Ich bin ein wenig schockiert

von David Ross

David Ross
David Ross

Ich bin ein wenig schockiert – David Ross, Münster

105DE 1/2021 - 2

Dies ist eine Widerlegung sei-nes Artikels, der in Ihrer Zeit-schrift Ausgabe 1 von 2021 er-schienen ist: Es scheint, dass Herr Tamaki ein persönliches Hühnchen zu rupfen hat, entweder aus der aus Unwissenheit oder wegen eines unglücklichen Ereignisses auf der Aikidō-Matte. Wir in der Aikidō-Gemeinschaft sind an einem Scheideweg, Dōjōs schließen wegen zu geringer Mitgliederzahl, viele Aikidō-Praktizierende werden älter, für jüngere Menschen ist Aikidō nicht attraktiv, sie fühlen sich von anderen Kampfkünsten angezogen. Während die Mitgliederzahlen in den Dōjōs zurückgehen, sehen wir uns nun mit einer wütenden COVID-Pandemie konfrontiert, die eine zusätzliche Belastung für die Aikidō-Gemeinschaft darstellt.  In diesem Sinne ist es meine Einschätzung, dass der Artikel von Herrn Tamaki einen aufrührerischen Ton anschlägt, ohne einen positiven Weg nach vorne zu bieten, besonders inmitten eines abnehmenden Interesses am Aikidō.
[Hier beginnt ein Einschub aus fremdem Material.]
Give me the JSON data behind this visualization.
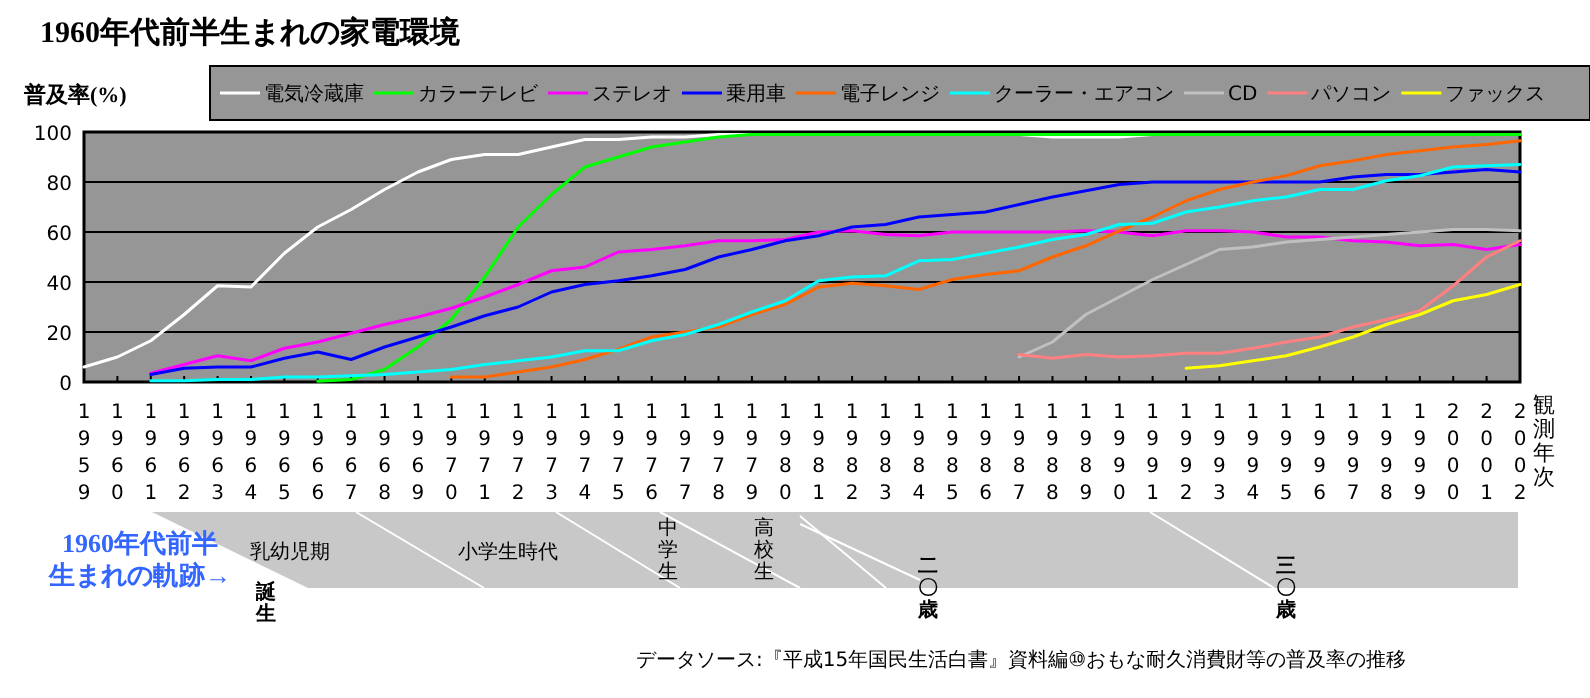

Aus der Lektüre seines Artikels wird deutlich, dass es ihm an einem grundlegenden Verständnis der Geschichte des Aikidō mangelt. Sicherlich hat Aikidō, wie alle Kampfkünste und Organisationen, eine historische und kulturelle Entwicklung durchgemacht – positiv und negativ. Umweltveränderungen sind Teil der menschlichen Bedingung. Ich würde behaupten, dass er nicht nur den wesentlichen Kern der Aikidō-Praxis verfehlt hat, sondern auch das Grundprinzip von Kampfsporttraditionen und ich zitiere einen Aikidō-Kollegen und Autor: „Kampfsporttraditionen können die Essenz eines Volkes enthalten, und wenn sie aufgegeben werden, kann dies eine Manifestation einer Kultur sein, die ihren Weg verliert.“ Wir alle sind Produkte unserer Kultur. Sie ist das, was uns mit unserer Umwelt verbindet. Ohne diese Verbindung zu unserer Geschichte öffnet sie die Tür zu einer ungewissen und unbestimmten Zukunft. Kulturelle Wurzeln sind wichtig.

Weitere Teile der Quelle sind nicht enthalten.